The only way to avoid this is to get all countries to reduce their emissions causing climate change damages here. Canada cannot expect action by others that escapes us doing our own part. Just as we are contributing to stop Russian aggression in the Ukraine, we have to do the same to check climate change.
But populist, nativist politics offers no space to nuanced arguments and complicated policies needed for tackling tough problems. When it’s all someone else’s fault in a winner-take-all dialectic, the incentive to see something positive in what others are trying to achieve disappears.

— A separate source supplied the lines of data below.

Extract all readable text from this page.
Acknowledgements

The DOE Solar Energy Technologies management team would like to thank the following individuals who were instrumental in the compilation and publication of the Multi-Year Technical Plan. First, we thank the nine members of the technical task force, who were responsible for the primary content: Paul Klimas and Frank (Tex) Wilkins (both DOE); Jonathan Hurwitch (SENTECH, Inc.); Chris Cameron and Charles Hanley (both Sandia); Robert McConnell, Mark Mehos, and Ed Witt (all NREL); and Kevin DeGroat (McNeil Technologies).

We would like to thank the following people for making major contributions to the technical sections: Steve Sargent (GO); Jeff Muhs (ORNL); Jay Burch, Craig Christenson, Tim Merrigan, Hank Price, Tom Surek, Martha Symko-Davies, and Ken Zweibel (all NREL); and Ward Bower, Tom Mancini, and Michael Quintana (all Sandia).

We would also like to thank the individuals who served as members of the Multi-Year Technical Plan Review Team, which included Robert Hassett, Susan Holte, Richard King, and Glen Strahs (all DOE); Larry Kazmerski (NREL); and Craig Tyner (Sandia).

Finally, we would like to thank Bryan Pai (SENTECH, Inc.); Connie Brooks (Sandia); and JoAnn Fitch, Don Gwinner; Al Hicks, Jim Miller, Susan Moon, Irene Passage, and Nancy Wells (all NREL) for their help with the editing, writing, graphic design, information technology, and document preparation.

A new political reality is upon us. Populism and nativism resent the very institutions and processes necessary to accommodate and broker solutions. Supercharged by conspiracies and disinformation, alienation and grievance politics risks turning our focus inward at the very time when we need to be looking outward.
Reconciling these forces inside Canada will be essential to act purposefully outside Canada.
David McLaughlin was Clerk of the Executive Council in the government of Manitoba in 2020-21. He was campaign manager for the PC Party of Manitoba in the 2016 and 2019 elections.